Trainen, trainen, trainen

Vroeger, heel lang geleden, was ik doelman in een voetbalelftal. Heel veel mensen denken dat keepers vreemde wezens zijn. Misschien hebben ze gelijk.

Keepers horen er eigenlijk niet bij; dat is duidelijk. Want je staat altijd alleen ergens achterin op het veld met alle andere spelers voor je. Maar verder zijn wij keepers, althans dat vind ik van mijzelf, heel normale mensen. Het is wel een eenzaam vak. Je kijkt altijd tegen een stel ruggen van kerels aan, tenzij ze op je af komen stormen natuurlijk. Bovendien denkt iedereen dat het tegenhouden van de ballen niet vermoeiend is.
Nou, ik weet wel beter.

Ik werd door mijn toenmalige gemene, meedogenloze trainer altijd vreselijk onder handen genomen, zeg maar rustig: ik werd figuurlijk mishandeld. Duiken naar de ingeschoten bal links, opkrabbelen en meteen naar de bal duiken in de andere hoek. Vervolgens weer terug naar links, of uitlopen en je voorover op de grond werpen om je op de bal te storten, of op de schoenen van de misselijkmakende trainer duiken, als hij dreigend op je doel afkomt.

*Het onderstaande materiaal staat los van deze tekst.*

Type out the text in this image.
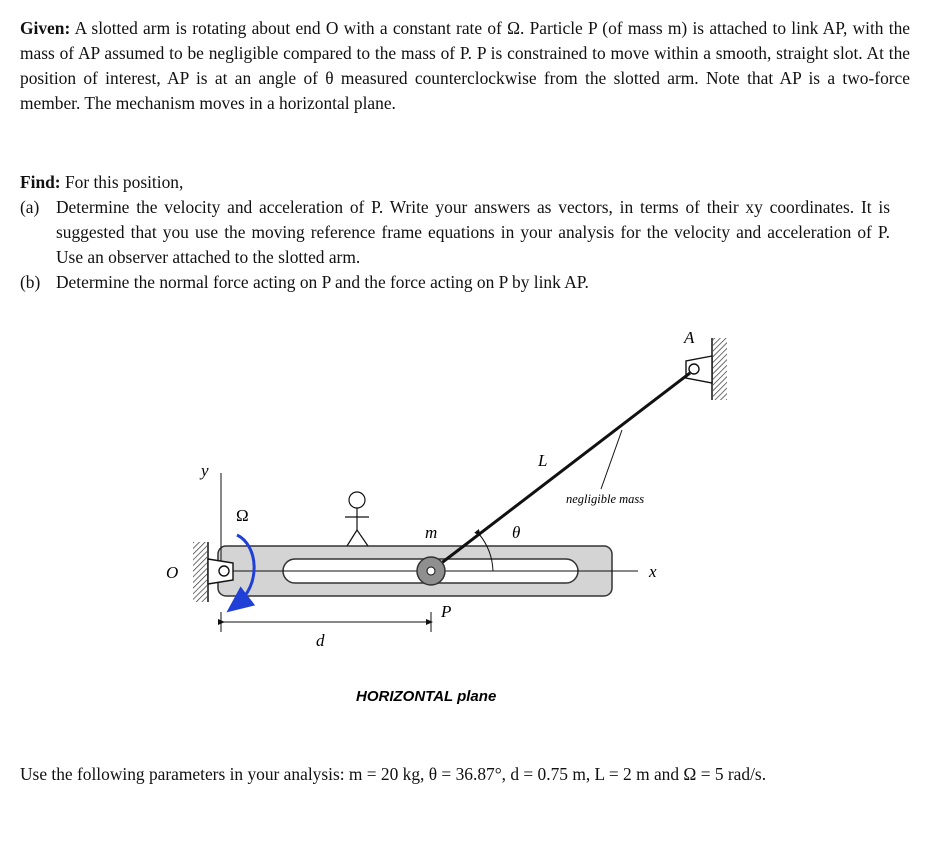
Given: A slotted arm is rotating about end O with a constant rate of Ω. Particle P (of mass m) is attached to link AP, with the mass of AP assumed to be negligible compared to the mass of P. P is constrained to move within a smooth, straight slot. At the position of interest, AP is at an angle of θ measured counterclockwise from the slotted arm. Note that AP is a two-force member. The mechanism moves in a horizontal plane.
Find: For this position,
(a) Determine the velocity and acceleration of P. Write your answers as vectors, in terms of their xy coordinates. It is suggested that you use the moving reference frame equations in your analysis for the velocity and acceleration of P. Use an observer attached to the slotted arm.
(b) Determine the normal force acting on P and the force acting on P by link AP.
A
x
y
O
Ω
L
negligible mass
θ
m
P
d
HORIZONTAL plane
Use the following parameters in your analysis: m = 20 kg, θ = 36.87°, d = 0.75 m, L = 2 m and Ω = 5 rad/s.
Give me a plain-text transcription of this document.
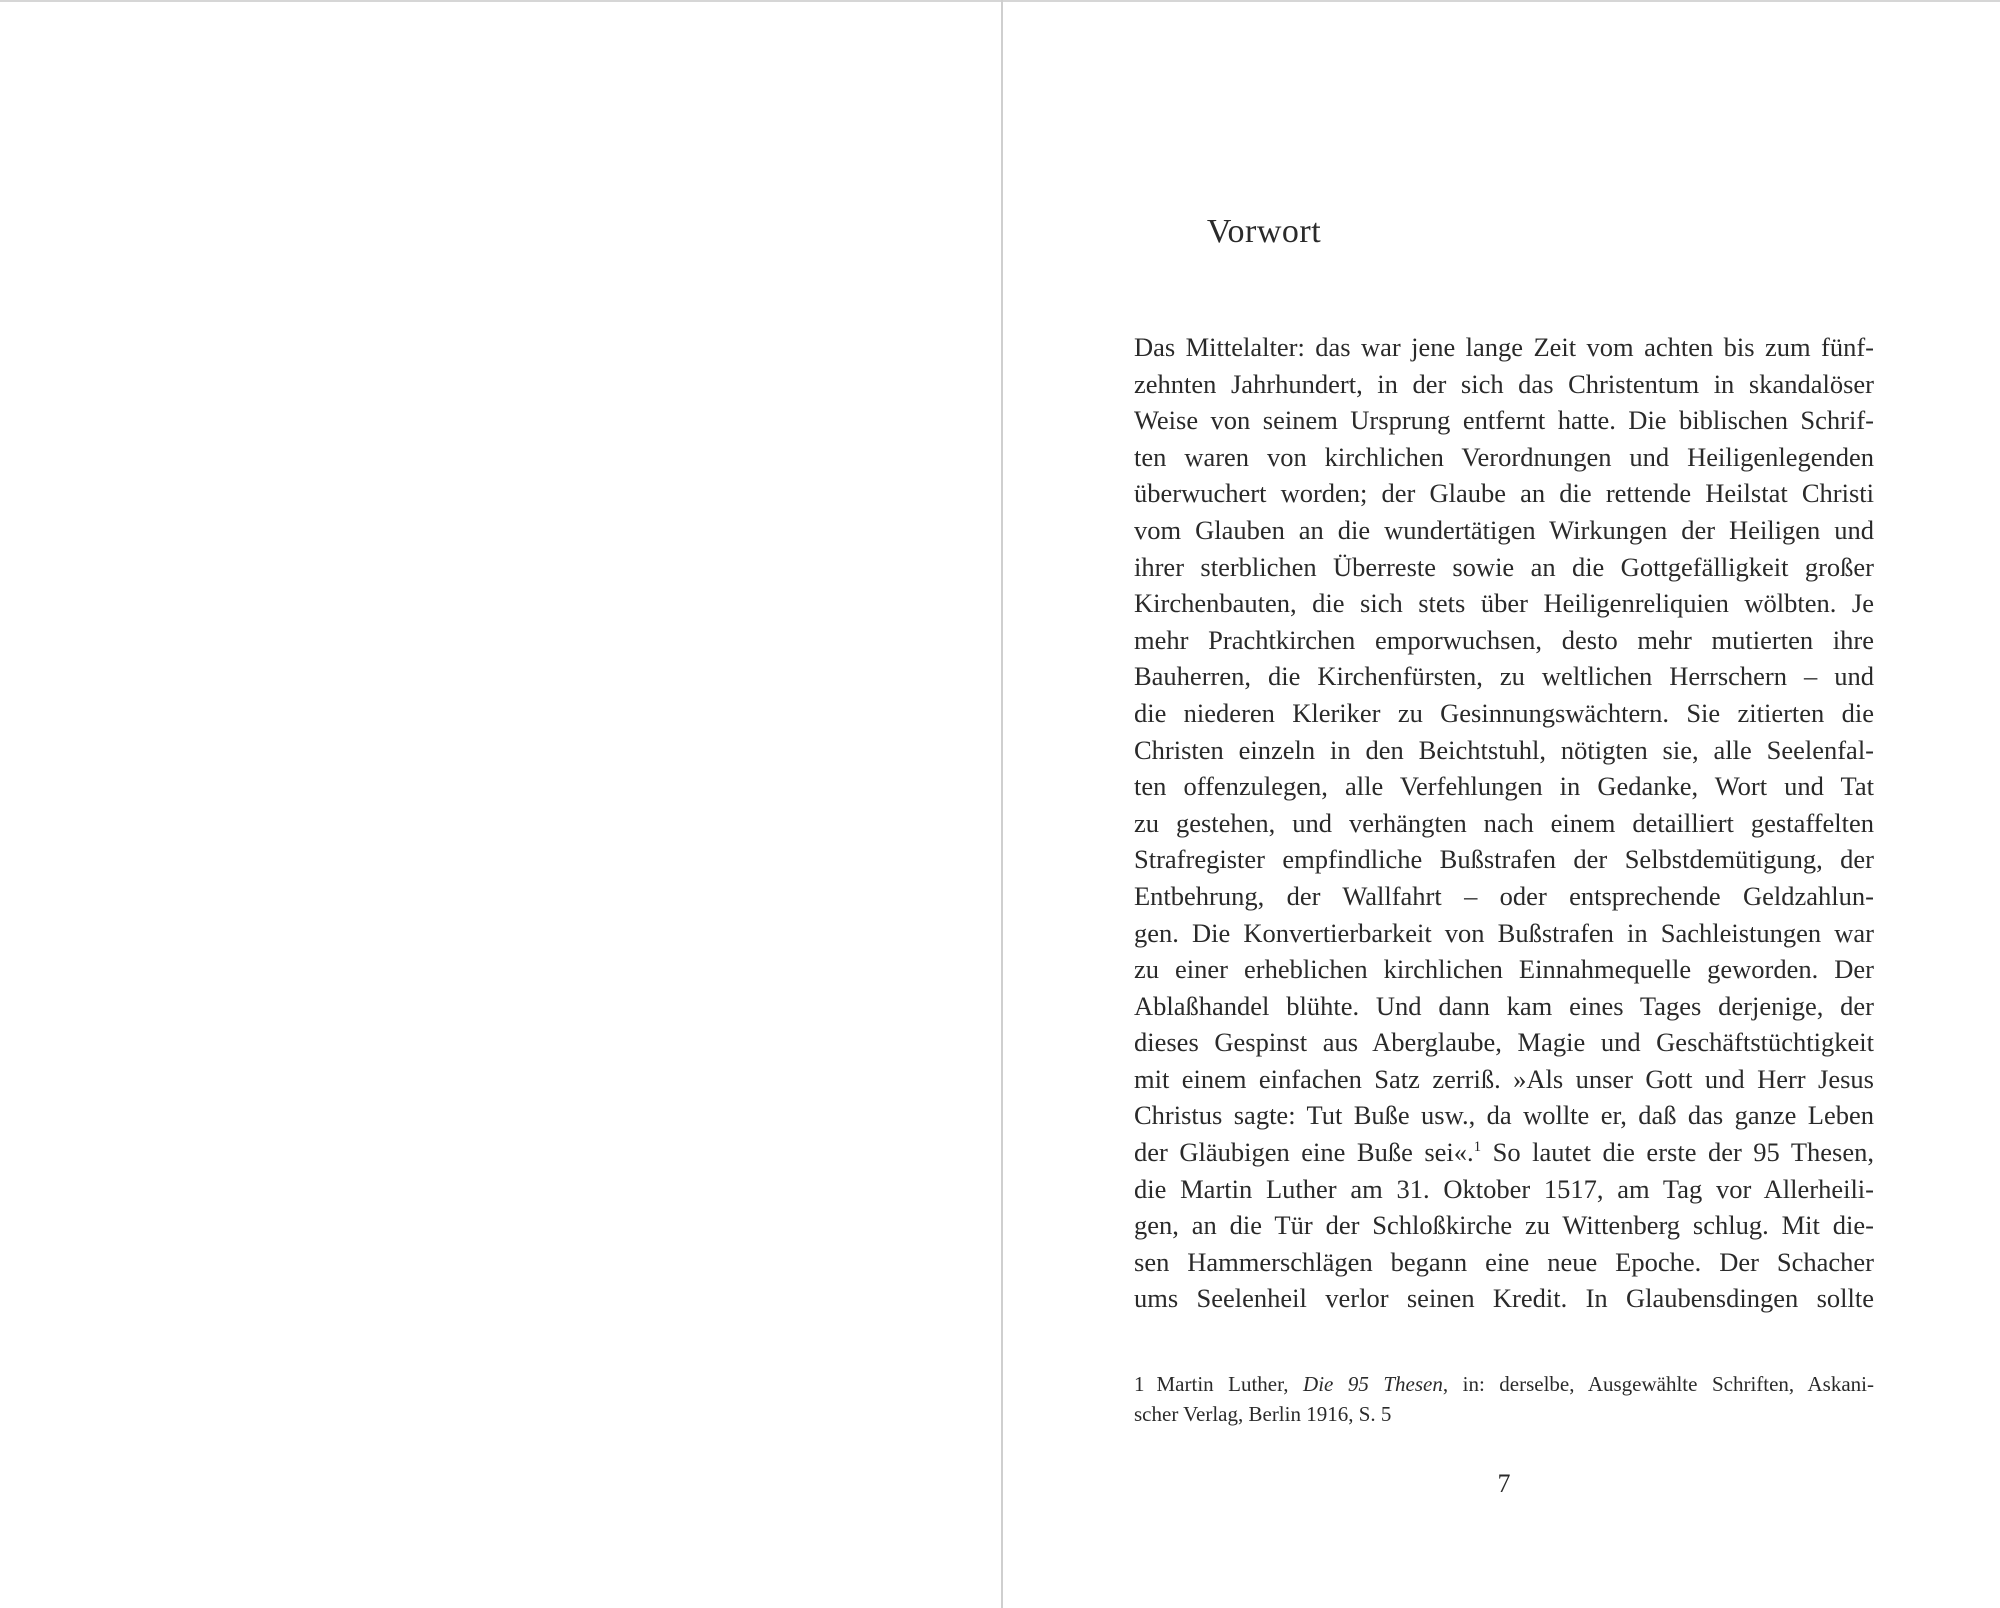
Vorwort
Das Mittelalter: das war jene lange Zeit vom achten bis zum fünf-
zehnten Jahrhundert, in der sich das Christentum in skandalöser
Weise von seinem Ursprung entfernt hatte. Die biblischen Schrif-
ten waren von kirchlichen Verordnungen und Heiligenlegenden
überwuchert worden; der Glaube an die rettende Heilstat Christi
vom Glauben an die wundertätigen Wirkungen der Heiligen und
ihrer sterblichen Überreste sowie an die Gottgefälligkeit großer
Kirchenbauten, die sich stets über Heiligenreliquien wölbten. Je
mehr Prachtkirchen emporwuchsen, desto mehr mutierten ihre
Bauherren, die Kirchenfürsten, zu weltlichen Herrschern – und
die niederen Kleriker zu Gesinnungswächtern. Sie zitierten die
Christen einzeln in den Beichtstuhl, nötigten sie, alle Seelenfal-
ten offenzulegen, alle Verfehlungen in Gedanke, Wort und Tat
zu gestehen, und verhängten nach einem detailliert gestaffelten
Strafregister empfindliche Bußstrafen der Selbstdemütigung, der
Entbehrung, der Wallfahrt – oder entsprechende Geldzahlun-
gen. Die Konvertierbarkeit von Bußstrafen in Sachleistungen war
zu einer erheblichen kirchlichen Einnahmequelle geworden. Der
Ablaßhandel blühte. Und dann kam eines Tages derjenige, der
dieses Gespinst aus Aberglaube, Magie und Geschäftstüchtigkeit
mit einem einfachen Satz zerriß. »Als unser Gott und Herr Jesus
Christus sagte: Tut Buße usw., da wollte er, daß das ganze Leben
der Gläubigen eine Buße sei«.$^1$ So lautet die erste der 95 Thesen,
die Martin Luther am 31. Oktober 1517, am Tag vor Allerheili-
gen, an die Tür der Schloßkirche zu Wittenberg schlug. Mit die-
sen Hammerschlägen begann eine neue Epoche. Der Schacher
ums Seelenheil verlor seinen Kredit. In Glaubensdingen sollte
1 Martin Luther, Die 95 Thesen, in: derselbe, Ausgewählte Schriften, Askani-
scher Verlag, Berlin 1916, S. 5
7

Het was trainen, trainen en nog eens trainen, tot ik er letterlijk en figuurlijk bij neerviel. En regelmatig had ik de opgebouwde conditie in een wedstrijd nodig als de tegenstander sterker was en constant op je doel beukte.
Ik heb nooit de echte top als keeper gehaald, maar ik ben er niet ongelukkiger door geworden. In tegendeel; ik vond het heerlijk om naar adem snakkend tot het uiterste te gaan.

Maar ook nu nog, op een behoorlijk gevorderde leeftijd, houd ik er nog van om te sporten op het tennisveld en te trainen in de fitnessruimte. Het houdt mij letterlijk blij en fit. Ik blijf het ook doen tot het echt niet meer gaat. Maar voorlopig geniet ik er nog volop van.